Begitu juga ketika memahami memberi ASI ekslusif. Saat itu aku bersikeras memberi ASI eksklusif. Yakin banget kalau memberi ASI itu adalah terbaik dan gampang dilakukan. Ternyata tidaklah sesederhana itu. Untuk menghasilkan ASI yang melimpah dan mencukupi kebutuhan sang bayi, perlu “perjuangan”. Makan yang bergizi, minum banyak air adalah salah satu cara. Karena dulu aku “ngotot” bahwa dengan meminum susu untuk ibu menyusui sudah cukup, alhasil, ASI yang keluar tidak melimpah.
Baru akhir-akhir ini aku tersadar. Bahwa belajar itu tidak hanya dari buku. Tapi harus dipadukan dengan belajar di sekolah kehidupan. Belajar dari pengalaman orang, belajar dari praktek dan belajar dari siapa pun.
Kini aku memiliki dua buah hati. Semuanya laki-laki. Wah, ini tanggung jawab besar. Mereka adalah calon pemimpin masa depan. Aku harus memaksimalkan potensi dan mengarahkan mereka pada fitrahnya.
Zaman anak-anakku telah berbeda dengan zamanku. Tantangan akademik, tantangan lingkungan dan tantangan tehnologi yang sangat berbeda. Sebagai orang tua, aku harus terus belajar. Belajar dari buku, dari suami, dari teman, dari internet, dari lingkungan bahkan dari anak-anakku aku juga bisa belajar.
Kemampuan memprediksi fenomena apa saja yang mungkin terjadi akan menentukan langkah apa yang terbaik bagi anak. Misalnya mengintip pelajaran matematika satu dan dua tingkat di atasnya. Berbincang dengan para ibu yang anaknya sudah lebih besar dari anakku. Cukup memberi wacana akan langkah apa yang harus aku tempuh. Misalnya karena pelajaran matematika sekarang 4 tingkat lebih sulit dari zamanku, dan sangat padatnya muatan yang diberikan pada siswa, maka aku menyiapkan fondasi matematika yang kuat bagi anak-anakku. Sepertinya kejam ya, kok anak TK sudah disuruh les matematika. Tapi ternyata tidak. Dan terbukti, bahwa apa yang aku lakukan telah membuat mereka tersenyum kini.

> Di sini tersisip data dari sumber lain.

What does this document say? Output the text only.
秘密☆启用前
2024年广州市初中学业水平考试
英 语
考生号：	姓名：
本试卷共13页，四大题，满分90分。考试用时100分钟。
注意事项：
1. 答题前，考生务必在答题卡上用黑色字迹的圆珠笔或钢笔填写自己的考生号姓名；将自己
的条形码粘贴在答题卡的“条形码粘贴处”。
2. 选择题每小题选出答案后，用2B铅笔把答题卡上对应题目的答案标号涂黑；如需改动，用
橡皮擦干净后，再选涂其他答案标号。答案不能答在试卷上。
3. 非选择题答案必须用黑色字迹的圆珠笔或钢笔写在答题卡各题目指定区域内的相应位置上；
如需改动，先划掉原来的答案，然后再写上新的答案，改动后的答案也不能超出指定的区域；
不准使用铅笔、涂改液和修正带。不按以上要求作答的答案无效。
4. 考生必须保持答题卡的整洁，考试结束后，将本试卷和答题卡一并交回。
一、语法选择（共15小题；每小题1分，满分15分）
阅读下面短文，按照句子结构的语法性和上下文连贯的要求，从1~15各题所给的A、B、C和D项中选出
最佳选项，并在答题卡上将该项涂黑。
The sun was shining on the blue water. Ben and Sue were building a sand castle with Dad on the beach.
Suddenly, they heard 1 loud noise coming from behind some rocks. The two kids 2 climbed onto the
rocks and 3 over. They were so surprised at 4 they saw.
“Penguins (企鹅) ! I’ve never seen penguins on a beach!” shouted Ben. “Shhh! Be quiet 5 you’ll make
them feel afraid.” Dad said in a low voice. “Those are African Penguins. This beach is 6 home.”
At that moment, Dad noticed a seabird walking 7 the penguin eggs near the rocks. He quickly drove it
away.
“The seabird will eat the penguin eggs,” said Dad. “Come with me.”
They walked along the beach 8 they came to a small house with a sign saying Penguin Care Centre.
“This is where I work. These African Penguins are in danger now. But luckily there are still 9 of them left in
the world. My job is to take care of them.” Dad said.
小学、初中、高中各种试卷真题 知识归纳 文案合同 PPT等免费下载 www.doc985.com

So… belajar bukan milik anak sekolah. Tapi belajar adalah milik semua orang. Terutama orang tua, sebagai penyelenggara sekolah pertama bagi anak-anak. Zaman terus berjalan bahkan berlari, orang berlomba-lomba meng-up grade diri. Akankah kita hanya berpangku tangan dan bangga dengan selembar ijazah yang pernah kita peroleh????